It's About Sex
One of the many things I've been meaning to write about in recent weeks is the Prevention First Act, proposed last month by Democratic Senate minority leader Harry Reid and since co-sponsored by 22 of his colleagues. The legislation is intended to reduce unwanted pregnancies, and thus abortions, by expanding access to preventive health services and education.
Seems to me that this is an obvious and uncontroversial goal: whatever one's position on the legality of abortion, who could be against legislation that reduces the risk that any woman would have to face the choice of whether or not to carry her child to term?
As is often the case, however, I've been proven a naif. Not one Senate Republican has joined onto the legislation, and the usual suspects on the right have condemned the measure, as The Carpetbagger notes. Family Research Council president Tony Perkins (whose name always makes me think of the character his late namesake once portrayed: one Norman Bates) characterizes the proposal as "the same tired and failed solution it has offered in the past - increase money and access to condoms and the morning-after pill[.]"
What this says to me is that it's not really abortions these people are concerned with; it's sport-fucking. They'd rather see unwanted pregnancies, and terminated pregnancies, continue than appear to give support to Doing the Dirty Deed, outside of (holy) matrimony.
Their preferred way to end abortion, I conclude, is abstinence-only sex education. Never mind that it doesn't seem to work; today's right-wing extremists would rather be wrong and ideologically pure than compromise their "principles" while doing real-world good.
For what it's worth, I think abstinence education has a part to play in the solution here.
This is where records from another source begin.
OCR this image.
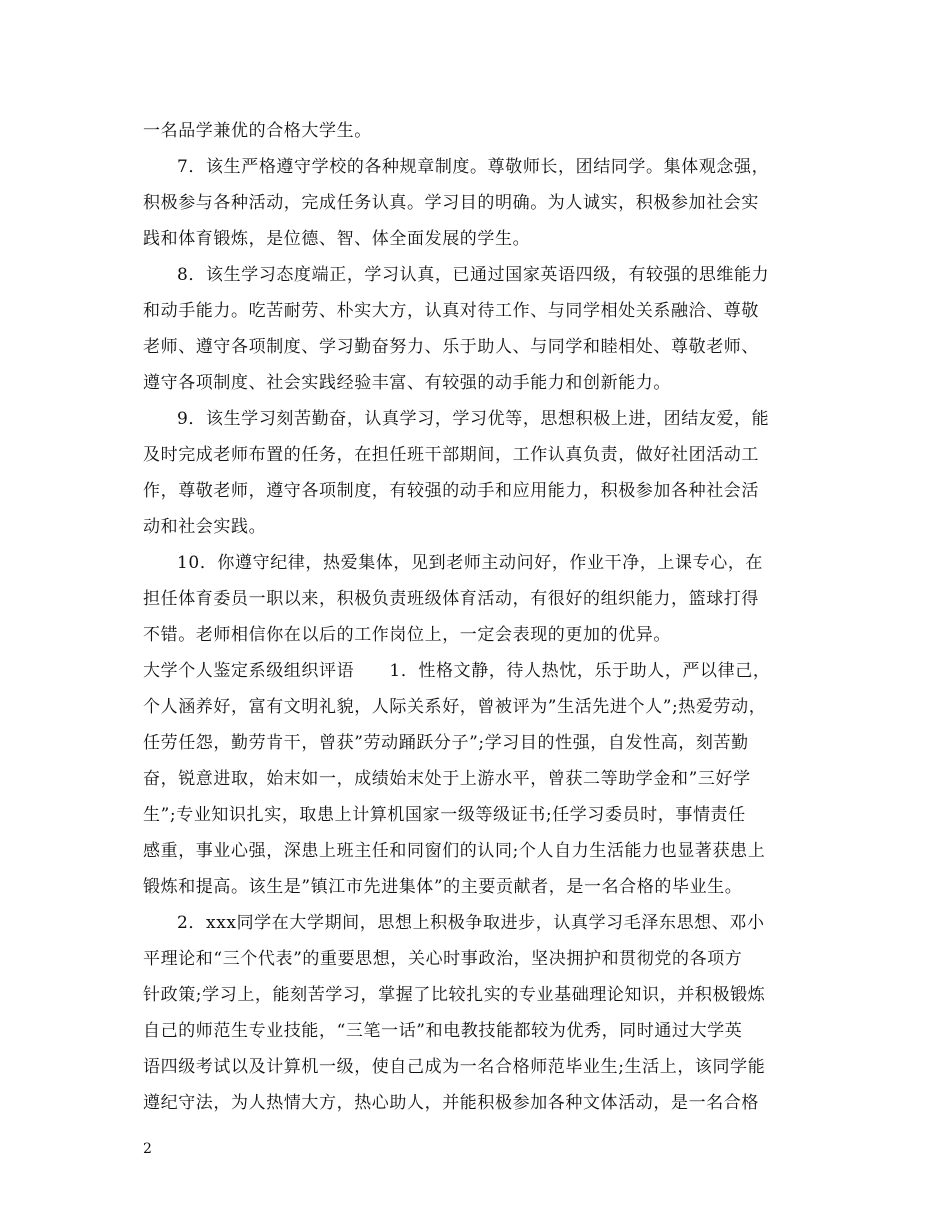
一名品学兼优的合格大学生。
7．该生严格遵守学校的各种规章制度。尊敬师长，团结同学。集体观念强，
积极参与各种活动，完成任务认真。学习目的明确。为人诚实，积极参加社会实
践和体育锻炼，是位德、智、体全面发展的学生。
8．该生学习态度端正，学习认真，已通过国家英语四级，有较强的思维能力
和动手能力。吃苦耐劳、朴实大方，认真对待工作、与同学相处关系融洽、尊敬
老师、遵守各项制度、学习勤奋努力、乐于助人、与同学和睦相处、尊敬老师、
遵守各项制度、社会实践经验丰富、有较强的动手能力和创新能力。
9．该生学习刻苦勤奋，认真学习，学习优等，思想积极上进，团结友爱，能
及时完成老师布置的任务，在担任班干部期间，工作认真负责，做好社团活动工
作，尊敬老师，遵守各项制度，有较强的动手和应用能力，积极参加各种社会活
动和社会实践。
10．你遵守纪律，热爱集体，见到老师主动问好，作业干净，上课专心，在
担任体育委员一职以来，积极负责班级体育活动，有很好的组织能力，篮球打得
不错。老师相信你在以后的工作岗位上，一定会表现的更加的优异。
大学个人鉴定系级组织评语　　1．性格文静，待人热忱，乐于助人，严以律己，
个人涵养好，富有文明礼貌，人际关系好，曾被评为”生活先进个人”;热爱劳动，
任劳任怨，勤劳肯干，曾获”劳动踊跃分子”;学习目的性强，自发性高，刻苦勤
奋，锐意进取，始末如一，成绩始末处于上游水平，曾获二等助学金和”三好学
生”;专业知识扎实，取患上计算机国家一级等级证书;任学习委员时，事情责任
感重，事业心强，深患上班主任和同窗们的认同;个人自力生活能力也显著获患上
锻炼和提高。该生是”镇江市先进集体”的主要贡献者，是一名合格的毕业生。
2．xxx同学在大学期间，思想上积极争取进步，认真学习毛泽东思想、邓小
平理论和“三个代表”的重要思想，关心时事政治，坚决拥护和贯彻党的各项方
针政策;学习上，能刻苦学习，掌握了比较扎实的专业基础理论知识，并积极锻炼
自己的师范生专业技能，“三笔一话”和电教技能都较为优秀，同时通过大学英
语四级考试以及计算机一级，使自己成为一名合格师范毕业生;生活上，该同学能
遵纪守法，为人热情大方，热心助人，并能积极参加各种文体活动，是一名合格
2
Even without the question of pregnancy risk, sex is deep water for most high school-age kids, and participating in it irresponsibly or in ignorance can lead to emotional damage that might never be repaired. To the extent that there's utilitarian value in making the case for abstinence--and that it doesn't get snarled up in what often seems like the goal of the right wing to turn secondary schools into the equivalent of Christian madrassahs--it should be supported.
As I've noted here many times, I understand and to some extent share the discomfort many Americans have with abortion. I'm pretty confident, however, that many and perhaps most of those who consider themselves "pro-life" aren't really interested in regulating the sexual behavior of others who don't share their views--and would view with dismay and outrage the privileging of this position over steps to decrease the number of abortions.